Это лишний раз доказывает, насколько они всегда меня поддерживали. Это, безусловно, потрясающе, и я все понимаю, но в то же время это самую малость раздражает, хотя и наименее раздражающим способом. Просто я постоянно слышу о писателях, которые преодолевали страшные преграды на своем пути, а я даже ни разу не поссорилась с родителями из-за выбора карьеры.

Я что хочу сказать. Когда я получала весьма средние отметки в школе, были ли они разочарованы? Нет. Они просто говорили, что мне нужно найти дело, в которое я верю и смогу вложить душу. Когда я приезжаю домой и рядом со мной нет мужчины, отпускают ли они какие-нибудь комментарии? Говорят, что я их подвела? Говорят, как сильно они хотят внуков, и винят меня за то, что я не смогла заарканить достойного осеменителя, чтобы он остался в моей жизни на постоянной основе? Нет. Они говорят, что видят силу в моей независимости, и приветствуют мое нежелание остепеняться.

Господи, они просто потрясающие. Я даже на секунду задумываюсь, не написать ли им – просто так, без повода, – но сразу же передумываю. Напишу им позже. Потому что Элли права: в январе этого года я заявила, что буду писать по два часа в день, а сейчас уже сентябрь. Так что получается, я отстаю от графика на восемь с половиной месяцев.

Мой ноутбук, остывший от пренебрежения, давно ждет меня.

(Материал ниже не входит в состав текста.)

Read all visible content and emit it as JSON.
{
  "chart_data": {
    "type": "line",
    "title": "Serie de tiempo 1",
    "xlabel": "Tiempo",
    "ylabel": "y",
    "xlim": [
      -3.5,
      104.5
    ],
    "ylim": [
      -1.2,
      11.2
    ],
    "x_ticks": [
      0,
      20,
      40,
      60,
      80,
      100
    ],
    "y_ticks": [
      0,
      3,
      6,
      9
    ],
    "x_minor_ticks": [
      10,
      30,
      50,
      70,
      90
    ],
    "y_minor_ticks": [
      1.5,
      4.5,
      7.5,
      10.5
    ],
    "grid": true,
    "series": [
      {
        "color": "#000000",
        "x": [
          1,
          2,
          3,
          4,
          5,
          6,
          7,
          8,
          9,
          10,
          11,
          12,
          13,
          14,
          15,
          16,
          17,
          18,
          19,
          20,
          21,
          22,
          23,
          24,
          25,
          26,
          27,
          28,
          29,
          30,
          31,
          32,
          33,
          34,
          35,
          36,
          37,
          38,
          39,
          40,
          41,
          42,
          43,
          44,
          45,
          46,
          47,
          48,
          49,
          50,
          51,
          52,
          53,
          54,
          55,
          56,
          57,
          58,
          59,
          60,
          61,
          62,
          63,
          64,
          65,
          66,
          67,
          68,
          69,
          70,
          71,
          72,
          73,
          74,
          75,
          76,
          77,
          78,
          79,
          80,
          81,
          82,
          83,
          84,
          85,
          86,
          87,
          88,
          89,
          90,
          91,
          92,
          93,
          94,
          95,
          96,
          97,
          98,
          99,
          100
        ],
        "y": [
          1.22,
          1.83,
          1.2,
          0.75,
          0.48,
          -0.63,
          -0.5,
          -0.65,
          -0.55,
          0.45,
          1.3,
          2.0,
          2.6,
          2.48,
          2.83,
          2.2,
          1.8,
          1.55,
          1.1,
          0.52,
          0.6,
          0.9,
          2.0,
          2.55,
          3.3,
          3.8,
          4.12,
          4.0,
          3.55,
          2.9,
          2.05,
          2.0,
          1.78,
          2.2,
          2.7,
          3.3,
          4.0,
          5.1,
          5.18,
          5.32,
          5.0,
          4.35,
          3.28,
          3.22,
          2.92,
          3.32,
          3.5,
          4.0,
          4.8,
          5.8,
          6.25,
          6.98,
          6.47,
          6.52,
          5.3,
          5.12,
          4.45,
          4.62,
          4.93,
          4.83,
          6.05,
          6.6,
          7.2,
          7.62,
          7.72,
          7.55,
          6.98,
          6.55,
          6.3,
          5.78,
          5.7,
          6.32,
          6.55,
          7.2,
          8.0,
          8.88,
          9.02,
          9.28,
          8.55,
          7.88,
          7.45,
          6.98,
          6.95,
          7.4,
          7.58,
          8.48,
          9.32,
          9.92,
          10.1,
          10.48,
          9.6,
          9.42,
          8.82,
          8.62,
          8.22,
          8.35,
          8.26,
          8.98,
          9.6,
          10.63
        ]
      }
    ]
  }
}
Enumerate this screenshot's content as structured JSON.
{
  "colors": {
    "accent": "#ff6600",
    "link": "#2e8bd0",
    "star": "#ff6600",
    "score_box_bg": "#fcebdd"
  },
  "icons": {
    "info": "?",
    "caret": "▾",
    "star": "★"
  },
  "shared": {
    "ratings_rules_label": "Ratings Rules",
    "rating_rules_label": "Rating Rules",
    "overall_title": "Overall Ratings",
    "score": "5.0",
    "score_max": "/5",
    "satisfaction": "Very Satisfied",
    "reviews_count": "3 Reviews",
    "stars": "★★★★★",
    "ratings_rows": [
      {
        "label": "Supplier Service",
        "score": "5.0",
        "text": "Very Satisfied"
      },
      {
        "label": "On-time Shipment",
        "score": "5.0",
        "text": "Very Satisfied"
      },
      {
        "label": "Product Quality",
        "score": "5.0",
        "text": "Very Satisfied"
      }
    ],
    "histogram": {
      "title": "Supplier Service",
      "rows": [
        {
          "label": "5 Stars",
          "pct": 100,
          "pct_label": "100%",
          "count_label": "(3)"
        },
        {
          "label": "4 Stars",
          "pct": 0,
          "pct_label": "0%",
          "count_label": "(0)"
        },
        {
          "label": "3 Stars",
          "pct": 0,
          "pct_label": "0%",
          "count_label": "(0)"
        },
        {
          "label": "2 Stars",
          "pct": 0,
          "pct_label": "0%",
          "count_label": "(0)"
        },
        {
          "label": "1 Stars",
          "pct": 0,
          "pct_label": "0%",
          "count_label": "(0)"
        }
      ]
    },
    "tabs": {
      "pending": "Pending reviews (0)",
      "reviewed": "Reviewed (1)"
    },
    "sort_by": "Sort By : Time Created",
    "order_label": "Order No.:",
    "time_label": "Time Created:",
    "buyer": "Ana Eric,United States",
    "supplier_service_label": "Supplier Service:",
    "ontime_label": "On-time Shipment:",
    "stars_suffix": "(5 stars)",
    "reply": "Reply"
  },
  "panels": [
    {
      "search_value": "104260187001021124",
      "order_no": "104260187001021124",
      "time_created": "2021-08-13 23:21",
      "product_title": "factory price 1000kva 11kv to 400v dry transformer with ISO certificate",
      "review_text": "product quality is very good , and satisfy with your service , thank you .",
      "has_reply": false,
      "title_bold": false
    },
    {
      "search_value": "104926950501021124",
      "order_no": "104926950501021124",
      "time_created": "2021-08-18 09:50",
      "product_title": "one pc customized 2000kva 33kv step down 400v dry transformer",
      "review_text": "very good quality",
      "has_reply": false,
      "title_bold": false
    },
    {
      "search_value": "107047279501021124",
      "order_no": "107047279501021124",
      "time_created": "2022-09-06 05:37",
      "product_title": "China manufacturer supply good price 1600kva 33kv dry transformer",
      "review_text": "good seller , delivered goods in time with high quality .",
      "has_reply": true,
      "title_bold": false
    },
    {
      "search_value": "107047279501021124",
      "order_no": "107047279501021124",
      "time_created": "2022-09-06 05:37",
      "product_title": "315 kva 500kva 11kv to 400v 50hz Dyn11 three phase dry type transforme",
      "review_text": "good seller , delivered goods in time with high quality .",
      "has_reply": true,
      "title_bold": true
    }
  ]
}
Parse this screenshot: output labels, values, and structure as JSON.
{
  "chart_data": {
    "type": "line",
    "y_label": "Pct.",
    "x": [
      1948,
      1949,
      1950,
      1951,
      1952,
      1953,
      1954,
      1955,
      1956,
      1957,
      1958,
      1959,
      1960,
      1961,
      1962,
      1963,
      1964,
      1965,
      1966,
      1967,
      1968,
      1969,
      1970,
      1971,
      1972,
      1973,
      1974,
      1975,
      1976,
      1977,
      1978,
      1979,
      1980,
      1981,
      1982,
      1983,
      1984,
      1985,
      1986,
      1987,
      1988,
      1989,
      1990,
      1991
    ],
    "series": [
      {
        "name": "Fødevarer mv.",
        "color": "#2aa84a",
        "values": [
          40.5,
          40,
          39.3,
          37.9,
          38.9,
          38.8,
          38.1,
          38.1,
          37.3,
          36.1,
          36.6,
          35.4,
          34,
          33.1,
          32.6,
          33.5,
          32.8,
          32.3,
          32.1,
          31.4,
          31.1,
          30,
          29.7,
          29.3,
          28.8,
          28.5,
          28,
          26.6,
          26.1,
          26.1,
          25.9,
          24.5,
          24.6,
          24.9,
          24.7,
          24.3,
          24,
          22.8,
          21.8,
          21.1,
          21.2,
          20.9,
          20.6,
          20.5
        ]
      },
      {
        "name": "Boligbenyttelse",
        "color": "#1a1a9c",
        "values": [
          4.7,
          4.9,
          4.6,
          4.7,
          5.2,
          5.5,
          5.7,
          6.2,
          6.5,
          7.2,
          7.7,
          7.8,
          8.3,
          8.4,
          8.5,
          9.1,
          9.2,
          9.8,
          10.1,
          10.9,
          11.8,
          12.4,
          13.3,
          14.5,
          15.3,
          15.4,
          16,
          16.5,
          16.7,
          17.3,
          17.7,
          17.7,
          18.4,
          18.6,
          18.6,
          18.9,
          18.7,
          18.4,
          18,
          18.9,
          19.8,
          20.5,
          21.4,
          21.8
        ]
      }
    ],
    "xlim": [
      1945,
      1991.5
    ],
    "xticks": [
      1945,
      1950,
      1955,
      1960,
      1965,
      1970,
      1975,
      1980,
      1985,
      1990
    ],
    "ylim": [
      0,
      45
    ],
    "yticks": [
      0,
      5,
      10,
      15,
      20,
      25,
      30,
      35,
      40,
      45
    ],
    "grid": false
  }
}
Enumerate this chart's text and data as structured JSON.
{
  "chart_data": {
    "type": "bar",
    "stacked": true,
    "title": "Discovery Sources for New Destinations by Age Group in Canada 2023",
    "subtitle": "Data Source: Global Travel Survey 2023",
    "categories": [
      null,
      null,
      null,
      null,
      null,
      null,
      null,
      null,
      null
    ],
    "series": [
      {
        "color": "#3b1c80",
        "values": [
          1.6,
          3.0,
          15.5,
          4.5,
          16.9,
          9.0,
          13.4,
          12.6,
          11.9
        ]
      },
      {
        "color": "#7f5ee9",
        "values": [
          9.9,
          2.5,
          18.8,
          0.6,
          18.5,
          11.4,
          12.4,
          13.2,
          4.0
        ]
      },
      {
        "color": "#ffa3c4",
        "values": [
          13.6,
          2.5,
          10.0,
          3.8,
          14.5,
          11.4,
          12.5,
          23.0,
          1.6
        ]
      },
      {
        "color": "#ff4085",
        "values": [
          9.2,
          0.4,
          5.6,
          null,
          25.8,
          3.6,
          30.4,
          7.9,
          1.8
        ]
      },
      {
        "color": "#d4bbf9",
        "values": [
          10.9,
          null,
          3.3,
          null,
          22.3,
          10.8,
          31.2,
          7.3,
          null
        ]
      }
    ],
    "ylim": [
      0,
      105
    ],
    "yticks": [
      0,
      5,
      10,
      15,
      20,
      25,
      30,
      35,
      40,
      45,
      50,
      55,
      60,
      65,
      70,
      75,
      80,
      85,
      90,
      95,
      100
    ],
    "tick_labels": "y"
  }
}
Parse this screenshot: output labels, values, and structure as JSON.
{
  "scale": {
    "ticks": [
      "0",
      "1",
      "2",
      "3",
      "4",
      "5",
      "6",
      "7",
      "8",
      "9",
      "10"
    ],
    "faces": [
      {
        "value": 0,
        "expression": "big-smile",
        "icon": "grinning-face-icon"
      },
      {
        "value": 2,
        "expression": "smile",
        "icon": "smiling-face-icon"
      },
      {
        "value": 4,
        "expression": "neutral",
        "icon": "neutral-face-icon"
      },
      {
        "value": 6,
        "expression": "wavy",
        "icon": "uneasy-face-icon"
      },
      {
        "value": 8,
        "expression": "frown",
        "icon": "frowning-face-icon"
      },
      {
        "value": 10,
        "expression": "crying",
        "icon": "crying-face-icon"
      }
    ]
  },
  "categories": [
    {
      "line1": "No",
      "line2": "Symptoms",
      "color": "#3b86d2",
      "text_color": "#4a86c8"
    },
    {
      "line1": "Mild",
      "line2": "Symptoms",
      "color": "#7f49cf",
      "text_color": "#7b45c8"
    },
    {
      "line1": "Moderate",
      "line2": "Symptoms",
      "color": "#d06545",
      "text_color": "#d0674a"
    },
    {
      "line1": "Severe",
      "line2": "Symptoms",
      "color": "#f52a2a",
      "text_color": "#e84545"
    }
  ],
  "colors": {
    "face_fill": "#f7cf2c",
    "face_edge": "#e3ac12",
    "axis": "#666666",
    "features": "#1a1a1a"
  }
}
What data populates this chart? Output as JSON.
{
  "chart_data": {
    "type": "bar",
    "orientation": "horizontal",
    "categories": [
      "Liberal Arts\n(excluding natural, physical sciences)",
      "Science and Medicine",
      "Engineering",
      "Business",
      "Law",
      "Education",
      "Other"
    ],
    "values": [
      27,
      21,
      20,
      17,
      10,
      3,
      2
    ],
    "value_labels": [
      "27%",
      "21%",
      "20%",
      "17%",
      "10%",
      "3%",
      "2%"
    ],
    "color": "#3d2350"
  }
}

Я поднимаю крышку, ввожу пароль и открываю «Ворд». Все готово.

Я смотрю на белый лист на экране.

Я люблю писать, правда. Только сейчас я не пишу – сейчас я раздумываю о том, что писать. А это полный отстой.

Как только во мне вспыхивает искра идеи, она становится во главе угла. Когда я в самом центре драмы и сюжетные повороты наматываются, словно сахарная вата на палочку, а текст становится все более глубоким и вкусным, я – самый счастливый человек на свете. Но сейчас, в этот самый момент, я понятия не имею, о чем писать.

Как говорит Элли: «Нужно больше рутины».

– Именно так я дописала свою диссертацию, – как-то заявила она мне. И это меня весьма вдохновило, потому что если она написала 80 000 слов об эпидемиологии и последствиях псориатического артрита, не теряя присутствия духа, то я не вижу причины, почему бы мне не написать вторую Бриджит Джонс.

Она говорит, что писательский блок – просто психологическое состояние, которое можно преодолеть, и что мне нужно писать не под влиянием момента, а ежедневно, как заниматься йогой. Не то чтобы я занималась йогой ежедневно. Или вообще. Но смысл я поняла и дала ей обещание.

Чертово вдохновение. Где оно? Что это? Откуда оно берется? И почему после стольких лет, когда в моей голове буквально роились идеи, теперь они все канули в Лету и я просто пялюсь в пустой вордовский документ? Я могу развернуть целый мир, создать и раскрыть новых персонажей, раскрутить новый сюжет! Но сейчас это все сосредоточено в мигающем курсоре на экране.